Ministry of Environment and Climate Change Reports Favourable “Black Bear Trend” in Sooke
Friday, July 8, 2022 – A decade ago when Jordan River’s Debbie Read launched a bear-wise campaign in the Sooke region as a precursor to Wild Wise Sooke (now Wild Wise Society), estimates of 20+ garbage-habituated bears per year were having to be put down annually.
In 2015, this number declined to 9 and as of 2021, 1. Can we get to zero?
What you need to know:
If you see a bear:
- Remain calm: don’t panic.
- Keep away from the bear and bring children and pets indoors.
- Never approach the bear and do not run from it.
- Warn others of the bear’s presence, without yelling.
- Once the bear has left, check your yard to ensure there are no attractants available.

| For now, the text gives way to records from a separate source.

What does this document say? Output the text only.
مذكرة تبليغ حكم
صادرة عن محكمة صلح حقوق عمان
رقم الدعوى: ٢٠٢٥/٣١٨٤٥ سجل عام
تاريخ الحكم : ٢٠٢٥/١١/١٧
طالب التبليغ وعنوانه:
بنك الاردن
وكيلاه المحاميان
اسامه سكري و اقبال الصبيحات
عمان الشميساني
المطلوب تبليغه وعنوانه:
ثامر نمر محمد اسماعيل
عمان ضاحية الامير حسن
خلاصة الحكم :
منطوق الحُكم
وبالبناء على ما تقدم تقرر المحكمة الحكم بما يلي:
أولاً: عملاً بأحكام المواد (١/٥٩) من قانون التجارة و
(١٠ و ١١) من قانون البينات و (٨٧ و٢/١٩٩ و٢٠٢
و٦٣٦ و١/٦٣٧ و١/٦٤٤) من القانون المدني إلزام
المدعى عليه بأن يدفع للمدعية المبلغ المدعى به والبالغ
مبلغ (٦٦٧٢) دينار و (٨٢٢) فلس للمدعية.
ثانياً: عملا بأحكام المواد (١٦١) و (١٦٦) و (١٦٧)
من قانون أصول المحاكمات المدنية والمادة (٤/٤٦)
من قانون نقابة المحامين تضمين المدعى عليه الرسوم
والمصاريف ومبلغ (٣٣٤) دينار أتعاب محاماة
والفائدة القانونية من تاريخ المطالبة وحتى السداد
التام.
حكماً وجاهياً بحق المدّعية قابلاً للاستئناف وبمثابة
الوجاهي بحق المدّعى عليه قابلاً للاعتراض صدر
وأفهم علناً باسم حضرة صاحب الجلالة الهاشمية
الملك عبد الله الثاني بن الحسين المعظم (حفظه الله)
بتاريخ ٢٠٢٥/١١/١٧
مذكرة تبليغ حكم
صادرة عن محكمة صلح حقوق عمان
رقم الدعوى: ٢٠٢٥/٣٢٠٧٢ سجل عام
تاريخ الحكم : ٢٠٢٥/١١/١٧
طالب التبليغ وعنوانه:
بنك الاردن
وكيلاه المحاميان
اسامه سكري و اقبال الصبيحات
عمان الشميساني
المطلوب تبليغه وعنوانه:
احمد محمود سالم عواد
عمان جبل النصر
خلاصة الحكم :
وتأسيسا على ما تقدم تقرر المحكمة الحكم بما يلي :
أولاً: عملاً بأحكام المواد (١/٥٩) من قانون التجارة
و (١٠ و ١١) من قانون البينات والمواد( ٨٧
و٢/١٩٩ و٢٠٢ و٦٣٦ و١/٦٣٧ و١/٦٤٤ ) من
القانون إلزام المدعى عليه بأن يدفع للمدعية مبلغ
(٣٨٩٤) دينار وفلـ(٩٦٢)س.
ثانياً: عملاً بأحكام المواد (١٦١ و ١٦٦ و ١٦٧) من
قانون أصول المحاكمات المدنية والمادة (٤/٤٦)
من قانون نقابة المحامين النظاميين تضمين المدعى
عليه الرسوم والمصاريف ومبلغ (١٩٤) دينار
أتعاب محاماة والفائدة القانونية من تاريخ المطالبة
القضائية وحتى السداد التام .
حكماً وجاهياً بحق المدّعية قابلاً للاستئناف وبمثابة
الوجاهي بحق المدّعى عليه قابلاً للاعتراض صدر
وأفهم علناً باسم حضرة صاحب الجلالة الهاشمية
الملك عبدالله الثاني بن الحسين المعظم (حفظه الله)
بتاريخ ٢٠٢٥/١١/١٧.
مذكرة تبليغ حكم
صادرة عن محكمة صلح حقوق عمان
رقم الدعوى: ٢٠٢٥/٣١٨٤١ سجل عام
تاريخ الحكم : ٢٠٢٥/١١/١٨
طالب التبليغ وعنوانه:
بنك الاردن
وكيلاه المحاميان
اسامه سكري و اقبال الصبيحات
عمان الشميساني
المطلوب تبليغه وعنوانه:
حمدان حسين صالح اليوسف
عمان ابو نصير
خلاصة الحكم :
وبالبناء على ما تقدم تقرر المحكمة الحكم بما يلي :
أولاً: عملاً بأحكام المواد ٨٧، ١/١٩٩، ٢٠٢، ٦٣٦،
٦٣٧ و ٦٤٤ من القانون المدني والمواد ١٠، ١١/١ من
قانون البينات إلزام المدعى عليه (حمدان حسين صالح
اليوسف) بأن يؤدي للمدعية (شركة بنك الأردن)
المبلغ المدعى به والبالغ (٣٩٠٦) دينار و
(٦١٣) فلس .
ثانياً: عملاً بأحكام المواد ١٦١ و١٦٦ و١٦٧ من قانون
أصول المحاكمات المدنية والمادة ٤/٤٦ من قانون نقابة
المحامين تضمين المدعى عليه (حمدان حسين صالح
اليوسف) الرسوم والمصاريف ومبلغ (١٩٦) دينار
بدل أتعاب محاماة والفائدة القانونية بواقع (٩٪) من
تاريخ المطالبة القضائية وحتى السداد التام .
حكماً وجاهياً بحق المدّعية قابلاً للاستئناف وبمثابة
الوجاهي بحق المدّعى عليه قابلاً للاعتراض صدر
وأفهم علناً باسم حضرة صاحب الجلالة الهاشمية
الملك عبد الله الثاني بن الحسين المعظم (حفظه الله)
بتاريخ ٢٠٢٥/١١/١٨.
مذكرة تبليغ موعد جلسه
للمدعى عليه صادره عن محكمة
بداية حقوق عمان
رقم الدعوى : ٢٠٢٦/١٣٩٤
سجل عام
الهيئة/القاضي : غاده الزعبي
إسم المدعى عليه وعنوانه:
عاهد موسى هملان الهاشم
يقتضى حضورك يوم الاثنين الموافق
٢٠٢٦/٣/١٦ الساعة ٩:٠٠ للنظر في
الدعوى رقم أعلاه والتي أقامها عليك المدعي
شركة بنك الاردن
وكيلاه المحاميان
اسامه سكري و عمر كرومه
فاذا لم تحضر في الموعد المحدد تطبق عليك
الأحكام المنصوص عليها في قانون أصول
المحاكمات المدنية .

If the bear is threatening, immediately call the Conservation Officer Service at 1.877.952.RAPP (7277) or local RCMP at 250.642.5241.
How you can help:
Eliminate access to human food
“People teach bears bad habits. If bears are allowed to access human food and garbage, they quickly learn to associate it with people and become what is called food-conditioned. These bears also become habituated to people as they lose their fear of humans.
Habituated and food-conditioned bears learn to expect human food and are more likely to approach people, increasing risks to public safety, and are more difficult to drive away than wild bears.” (Bear Smart Community Program)
Secure your attractants
- Secure garbage in the garage or shed until the morning of collection.
- Protect livestock with electric fence and shelter.
- Pick fruit trees and prevent windfall.
- Do not feed wildlife.
- Freeze organic waste to prevent it from smelling.
- Clean BBQ after every use.
- Feed pets indoors.
- Store pet and livestock feed in a bear-resistant location.
The District provides $7,000 annually to Wild Wise to support their education efforts which include signage and events.